Function Calling
How a model asks your code to do something — the mechanism underneath every agent, and it's the model requesting, never executing.
When not to use it
- When the model can answer from context. Adding a function for something already in the prompt is latency and a chance to be wrong.
- For anything irreversible without confirmation. Refunds, deletions, sends. The model's confidence is not evidence.
- When you have dozens of tools and no retrieval step. Selection accuracy is already gone; a bigger model won't restore it.
- When a deterministic rule would do. If the logic is
if status == X then Y, write theif. A model call to decide it is slower, costlier, and occasionally wrong.
Reach for something else instead
- Structured output — when you need the model to return shaped data rather than trigger an action.

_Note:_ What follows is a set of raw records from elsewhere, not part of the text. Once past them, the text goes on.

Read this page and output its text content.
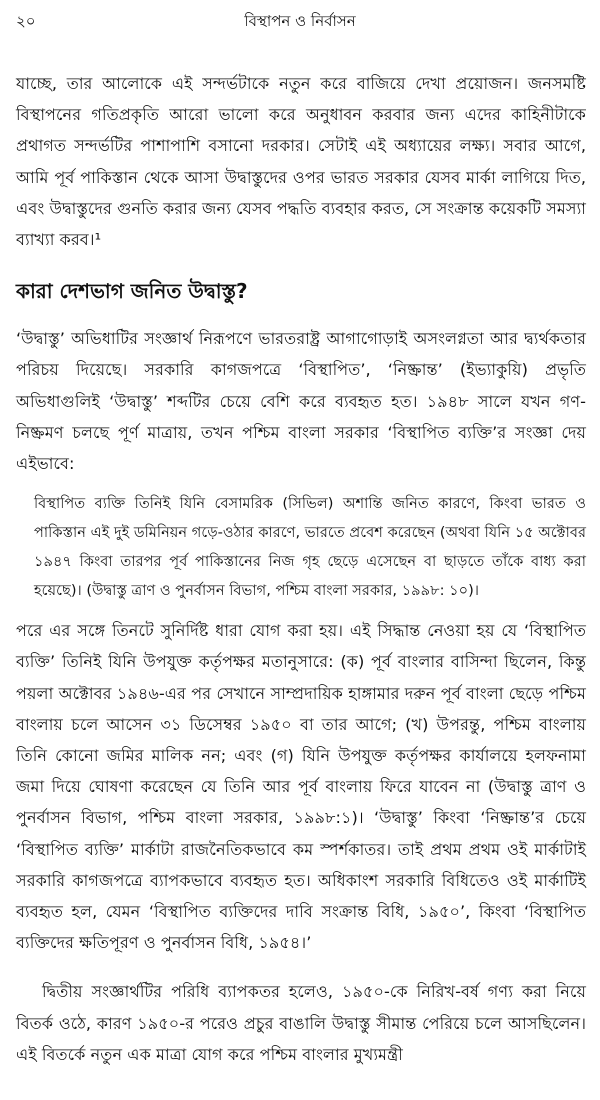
২০	বিস্থাপন ও নির্বাসন

যাচ্ছে, তার আলোকে এই সন্দর্ভটাকে নতুন করে বাজিয়ে দেখা প্রয়োজন। জনসমষ্টি বিস্থাপনের গতিপ্রকৃতি আরো ভালো করে অনুধাবন করবার জন্য এদের কাহিনীটাকে প্রথাগত সন্দর্ভটির পাশাপাশি বসানো দরকার। সেটাই এই অধ্যায়ের লক্ষ্য। সবার আগে, আমি পূর্ব পাকিস্তান থেকে আসা উদ্বাস্তুদের ওপর ভারত সরকার যেসব মার্কা লাগিয়ে দিত, এবং উদ্বাস্তুদের গুনতি করার জন্য যেসব পদ্ধতি ব্যবহার করত, সে সংক্রান্ত কয়েকটি সমস্যা ব্যাখ্যা করব।¹

কারা দেশভাগ জনিত উদ্বাস্তু?

‘উদ্বাস্তু’ অভিধাটির সংজ্ঞার্থ নিরূপণে ভারতরাষ্ট্র আগাগোড়াই অসংলগ্নতা আর দ্ব্যর্থকতার পরিচয় দিয়েছে। সরকারি কাগজপত্রে ‘বিস্থাপিত’, ‘নিষ্ক্রান্ত’ (ইভ্যাকুয়ি) প্রভৃতি অভিধাগুলিই ‘উদ্বাস্তু’ শব্দটির চেয়ে বেশি করে ব্যবহৃত হত। ১৯৪৮ সালে যখন গণ-নিষ্ক্রমণ চলছে পূর্ণ মাত্রায়, তখন পশ্চিম বাংলা সরকার ‘বিস্থাপিত ব্যক্তি’র সংজ্ঞা দেয় এইভাবে:

বিস্থাপিত ব্যক্তি তিনিই যিনি বেসামরিক (সিভিল) অশান্তি জনিত কারণে, কিংবা ভারত ও পাকিস্তান এই দুই ডমিনিয়ন গড়ে-ওঠার কারণে, ভারতে প্রবেশ করেছেন (অথবা যিনি ১৫ অক্টোবর ১৯৪৭ কিংবা তারপর পূর্ব পাকিস্তানের নিজ গৃহ ছেড়ে এসেছেন বা ছাড়তে তাঁকে বাধ্য করা হয়েছে)। (উদ্বাস্তু ত্রাণ ও পুনর্বাসন বিভাগ, পশ্চিম বাংলা সরকার, ১৯৯৮: ১০)।

পরে এর সঙ্গে তিনটে সুনির্দিষ্ট ধারা যোগ করা হয়। এই সিদ্ধান্ত নেওয়া হয় যে ‘বিস্থাপিত ব্যক্তি’ তিনিই যিনি উপযুক্ত কর্তৃপক্ষর মতানুসারে: (ক) পূর্ব বাংলার বাসিন্দা ছিলেন, কিন্তু পয়লা অক্টোবর ১৯৪৬-এর পর সেখানে সাম্প্রদায়িক হাঙ্গামার দরুন পূর্ব বাংলা ছেড়ে পশ্চিম বাংলায় চলে আসেন ৩১ ডিসেম্বর ১৯৫০ বা তার আগে; (খ) উপরন্তু, পশ্চিম বাংলায় তিনি কোনো জমির মালিক নন; এবং (গ) যিনি উপযুক্ত কর্তৃপক্ষর কার্যালয়ে হলফনামা জমা দিয়ে ঘোষণা করেছেন যে তিনি আর পূর্ব বাংলায় ফিরে যাবেন না (উদ্বাস্তু ত্রাণ ও পুনর্বাসন বিভাগ, পশ্চিম বাংলা সরকার, ১৯৯৮:১)। ‘উদ্বাস্তু’ কিংবা ‘নিষ্ক্রান্ত’র চেয়ে ‘বিস্থাপিত ব্যক্তি’ মার্কাটা রাজনৈতিকভাবে কম স্পর্শকাতর। তাই প্রথম প্রথম ওই মার্কাটাই সরকারি কাগজপত্রে ব্যাপকভাবে ব্যবহৃত হত। অধিকাংশ সরকারি বিধিতেও ওই মার্কাটিই ব্যবহৃত হল, যেমন ‘বিস্থাপিত ব্যক্তিদের দাবি সংক্রান্ত বিধি, ১৯৫০’, কিংবা ‘বিস্থাপিত ব্যক্তিদের ক্ষতিপূরণ ও পুনর্বাসন বিধি, ১৯৫৪।’

দ্বিতীয় সংজ্ঞার্থটির পরিধি ব্যাপকতর হলেও, ১৯৫০-কে নিরিখ-বর্ষ গণ্য করা নিয়ে বিতর্ক ওঠে, কারণ ১৯৫০-র পরেও প্রচুর বাঙালি উদ্বাস্তু সীমান্ত পেরিয়ে চলে আসছিলেন। এই বিতর্কে নতুন এক মাত্রা যোগ করে পশ্চিম বাংলার মুখ্যমন্ত্রী
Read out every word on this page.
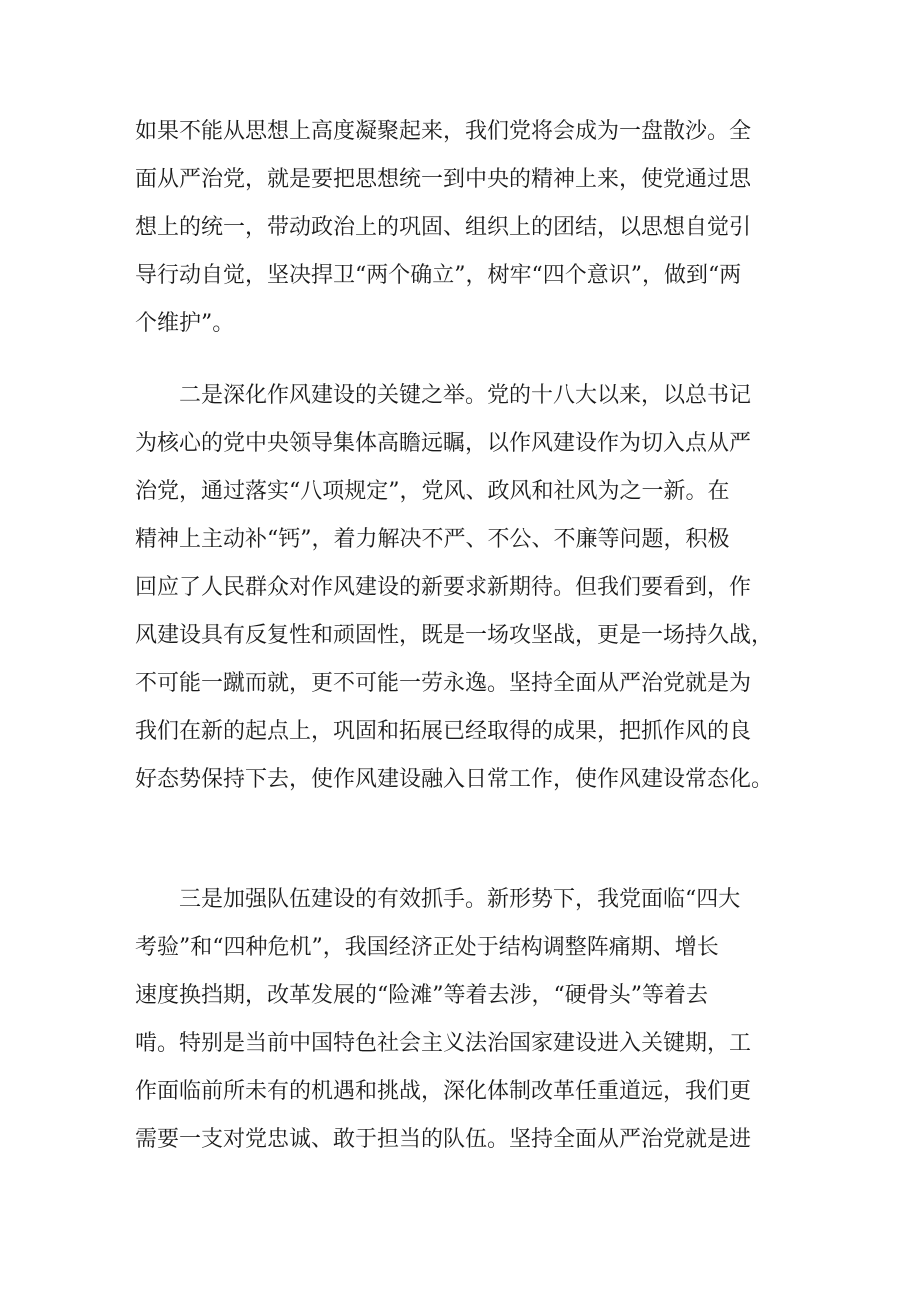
如果不能从思想上高度凝聚起来，我们党将会成为一盘散沙。全
面从严治党，就是要把思想统一到中央的精神上来，使党通过思
想上的统一，带动政治上的巩固、组织上的团结，以思想自觉引
导行动自觉，坚决捍卫“两个确立”，树牢“四个意识”，做到“两
个维护”。
　　二是深化作风建设的关键之举。党的十八大以来，以总书记
为核心的党中央领导集体高瞻远瞩，以作风建设作为切入点从严
治党，通过落实“八项规定”，党风、政风和社风为之一新。在
精神上主动补“钙”，着力解决不严、不公、不廉等问题，积极
回应了人民群众对作风建设的新要求新期待。但我们要看到，作
风建设具有反复性和顽固性，既是一场攻坚战，更是一场持久战，
不可能一蹴而就，更不可能一劳永逸。坚持全面从严治党就是为
我们在新的起点上，巩固和拓展已经取得的成果，把抓作风的良
好态势保持下去，使作风建设融入日常工作，使作风建设常态化。
　　三是加强队伍建设的有效抓手。新形势下，我党面临“四大
考验”和“四种危机”，我国经济正处于结构调整阵痛期、增长
速度换挡期，改革发展的“险滩”等着去涉，“硬骨头”等着去
啃。特别是当前中国特色社会主义法治国家建设进入关键期，工
作面临前所未有的机遇和挑战，深化体制改革任重道远，我们更
需要一支对党忠诚、敢于担当的队伍。坚持全面从严治党就是进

- Retrieval — when the need is knowledge rather than action.
- Deterministic code paths — for anything with clear rules. Most of what people build agents for.
- Human confirmation steps — for irreversible actions, this is a design, not a fallback.
Sources & further reading
- Schick et al. (2023), Toolformer: Language Models Can Teach Themselves to Use Tools — models learning when to call, not just how.
- Yao et al. (2022), ReAct: Synergizing Reasoning and Acting in Language Models — the interleaved reason-then-act loop underneath most agent designs.
- Patil et al. (2023), Gorilla: Large Language Model Connected with Massive APIs — what happens to selection accuracy as the tool count grows.
Primary sources, listed so you can check the claims on this page rather than take them on trust.
Where people go wrong
- Treating the model as the permission layer. It decides what to request; your code decides what to allow.
- Writing function descriptions for humans. They're the selection prompt — vague descriptions produce wrong calls.
- Exposing too many tools and blaming the model when selection degrades.
- Passing raw tool errors back without sanitising them, opening an injection surface through the result channel.
- Assuming per-step accuracy is end-to-end accuracy. 95% per step over five steps is 77%.